Developing the Baby’s Taste Buds

Although newborn babies cannot express their emotions in words, they are born to know that they have milk, which means that they already have a sense of taste and know which tastes they like. Taste buds are developed at around 4-5 months into a pregnancy. Regarding the baby’s taste development, the mother should make such understandings:

The fetus’ taste begins to develop during the second month. At 4 months into a pregnancy, the taste buds on the fetal tongue are fully developed, and they are able to taste amniotic fluid with relish. In the fetus’ 7-8 months, the taste of the nerve bundle has been myelinated, so the taste has been developed at birth.

Experiments have shown that babies have a sense of taste two days after they are born. Within a month,  they can distinguish different flavors such as sour, sweet, bitter, and salty. When sweet liquids are put into the baby’s mouth, they show a relaxed, happy expression, and they suck up satisfactorily. On the other hand, they accept salty, sour or bitter liquids with wrinkled noses, covered mouths, and irregular breathing.

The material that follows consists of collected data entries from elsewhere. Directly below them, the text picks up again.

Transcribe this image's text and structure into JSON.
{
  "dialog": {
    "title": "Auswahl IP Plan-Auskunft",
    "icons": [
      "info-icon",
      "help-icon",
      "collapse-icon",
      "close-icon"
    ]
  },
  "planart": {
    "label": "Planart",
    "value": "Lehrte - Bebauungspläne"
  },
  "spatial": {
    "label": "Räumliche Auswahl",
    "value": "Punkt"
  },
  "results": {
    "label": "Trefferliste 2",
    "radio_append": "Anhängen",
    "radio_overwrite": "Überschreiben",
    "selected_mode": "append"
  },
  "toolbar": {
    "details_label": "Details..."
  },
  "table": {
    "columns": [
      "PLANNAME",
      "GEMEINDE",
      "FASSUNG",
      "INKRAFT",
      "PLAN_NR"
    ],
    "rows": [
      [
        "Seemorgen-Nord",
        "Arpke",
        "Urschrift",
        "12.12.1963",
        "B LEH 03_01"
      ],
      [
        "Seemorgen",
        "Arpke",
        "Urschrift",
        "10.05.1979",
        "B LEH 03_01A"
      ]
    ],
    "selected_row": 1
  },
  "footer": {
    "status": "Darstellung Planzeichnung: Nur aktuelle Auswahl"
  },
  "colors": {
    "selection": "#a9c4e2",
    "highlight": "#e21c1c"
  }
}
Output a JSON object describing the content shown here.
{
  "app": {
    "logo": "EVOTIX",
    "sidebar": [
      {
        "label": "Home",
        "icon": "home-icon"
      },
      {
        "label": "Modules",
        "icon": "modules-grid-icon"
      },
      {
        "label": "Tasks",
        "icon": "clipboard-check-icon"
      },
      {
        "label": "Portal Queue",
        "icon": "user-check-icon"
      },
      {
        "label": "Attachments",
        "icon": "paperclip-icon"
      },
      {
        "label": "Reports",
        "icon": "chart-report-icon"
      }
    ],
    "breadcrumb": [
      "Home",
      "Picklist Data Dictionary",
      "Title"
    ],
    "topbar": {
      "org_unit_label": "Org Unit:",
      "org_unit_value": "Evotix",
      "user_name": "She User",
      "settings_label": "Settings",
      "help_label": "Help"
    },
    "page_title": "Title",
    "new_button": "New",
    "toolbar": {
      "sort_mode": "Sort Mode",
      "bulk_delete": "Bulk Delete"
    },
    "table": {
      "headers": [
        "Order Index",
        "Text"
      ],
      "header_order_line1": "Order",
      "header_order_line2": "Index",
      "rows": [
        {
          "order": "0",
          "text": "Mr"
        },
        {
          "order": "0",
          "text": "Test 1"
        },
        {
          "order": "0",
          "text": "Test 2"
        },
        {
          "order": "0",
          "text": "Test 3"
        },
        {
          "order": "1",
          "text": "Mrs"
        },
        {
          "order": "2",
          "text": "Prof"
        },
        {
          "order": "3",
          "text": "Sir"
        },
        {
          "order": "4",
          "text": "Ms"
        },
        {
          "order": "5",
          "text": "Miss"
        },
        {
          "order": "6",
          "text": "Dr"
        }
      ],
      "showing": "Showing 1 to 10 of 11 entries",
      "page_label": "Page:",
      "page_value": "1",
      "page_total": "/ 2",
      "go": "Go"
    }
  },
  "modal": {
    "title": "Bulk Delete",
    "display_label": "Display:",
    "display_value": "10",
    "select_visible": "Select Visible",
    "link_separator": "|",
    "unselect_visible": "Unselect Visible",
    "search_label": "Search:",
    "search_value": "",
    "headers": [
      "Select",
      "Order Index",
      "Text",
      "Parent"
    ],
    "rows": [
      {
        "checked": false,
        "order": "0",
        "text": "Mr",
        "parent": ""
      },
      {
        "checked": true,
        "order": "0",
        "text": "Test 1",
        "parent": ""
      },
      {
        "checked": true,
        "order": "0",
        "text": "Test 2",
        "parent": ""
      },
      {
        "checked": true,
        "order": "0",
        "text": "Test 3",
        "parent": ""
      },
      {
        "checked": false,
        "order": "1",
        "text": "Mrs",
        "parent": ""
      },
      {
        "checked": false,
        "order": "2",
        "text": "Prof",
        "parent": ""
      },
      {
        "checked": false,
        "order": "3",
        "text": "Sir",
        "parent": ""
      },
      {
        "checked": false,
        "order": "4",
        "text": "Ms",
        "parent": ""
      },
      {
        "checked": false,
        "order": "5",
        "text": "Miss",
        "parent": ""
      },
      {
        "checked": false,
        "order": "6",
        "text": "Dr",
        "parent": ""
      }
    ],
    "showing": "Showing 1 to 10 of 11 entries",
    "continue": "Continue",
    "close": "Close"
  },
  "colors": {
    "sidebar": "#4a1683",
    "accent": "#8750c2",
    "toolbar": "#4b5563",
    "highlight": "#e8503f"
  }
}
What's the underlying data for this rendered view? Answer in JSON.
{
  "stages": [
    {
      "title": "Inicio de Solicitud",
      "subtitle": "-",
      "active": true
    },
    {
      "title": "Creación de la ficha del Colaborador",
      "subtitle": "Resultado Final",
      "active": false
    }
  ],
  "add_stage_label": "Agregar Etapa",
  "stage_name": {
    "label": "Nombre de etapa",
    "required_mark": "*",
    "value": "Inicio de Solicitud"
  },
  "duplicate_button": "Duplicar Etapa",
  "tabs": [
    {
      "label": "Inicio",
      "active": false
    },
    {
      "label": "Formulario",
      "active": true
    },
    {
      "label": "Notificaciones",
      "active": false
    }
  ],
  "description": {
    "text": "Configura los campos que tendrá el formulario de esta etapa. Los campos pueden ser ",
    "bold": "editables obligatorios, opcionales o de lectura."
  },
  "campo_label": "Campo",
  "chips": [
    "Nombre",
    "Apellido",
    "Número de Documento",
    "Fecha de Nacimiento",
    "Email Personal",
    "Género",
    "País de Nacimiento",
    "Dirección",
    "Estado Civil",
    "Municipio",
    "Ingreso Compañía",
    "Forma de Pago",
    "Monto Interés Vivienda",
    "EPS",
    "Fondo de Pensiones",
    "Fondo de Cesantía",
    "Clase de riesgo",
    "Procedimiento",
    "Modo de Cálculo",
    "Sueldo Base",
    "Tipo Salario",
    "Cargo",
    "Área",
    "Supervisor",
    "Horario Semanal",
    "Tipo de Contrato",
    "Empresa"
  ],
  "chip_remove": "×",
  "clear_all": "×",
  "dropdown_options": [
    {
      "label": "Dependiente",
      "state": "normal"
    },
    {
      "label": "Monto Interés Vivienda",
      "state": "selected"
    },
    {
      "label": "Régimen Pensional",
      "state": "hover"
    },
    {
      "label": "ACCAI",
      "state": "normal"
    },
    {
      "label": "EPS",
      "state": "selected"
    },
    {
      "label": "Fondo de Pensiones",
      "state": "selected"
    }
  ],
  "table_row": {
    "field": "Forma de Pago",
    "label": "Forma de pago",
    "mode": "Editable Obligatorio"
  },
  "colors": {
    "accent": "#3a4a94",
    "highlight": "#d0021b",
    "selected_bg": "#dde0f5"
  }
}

A baby 4-5 months old is very sensitive to the small changes in food. From 6 months to 1 year old, a baby’s taste development is the most sensitive at this stage.

The first thing to give a child for taste stimulation after birth is breastmilk or a milk replacer. During the development of the taste buds afterward, all the taste stimuli that the baby touches must be treated rigorously. The baby’s picky eating and food refusal will receive little attention.

Although newborns prefer to have a sweet flavor in food, it does not mean that the baby should be given sugar water. On the contrary, the baby should eat breastmilk and drink more breastmilk after birth, even if it is selected for milk powder, medicines or nutritional products, but also try to choose products that have a taste close to breastmilk. Do not let your child drink sugar water before breastfeeding so you can avoid affecting the breastfeeding.

Choose milk powder and try to choose products that have a flavor close to breastmilk while avoiding adding sugar. In the selection of drugs or nutritional products the products on the market are rarely close to the breastmilk taste, so you should try to collect as much relevant information as possible. Choose the one closest to breastmilk taste. Other brands of baby calcium products are often sweet. Long-term use of these products will lead to the possibility of being a picky eater.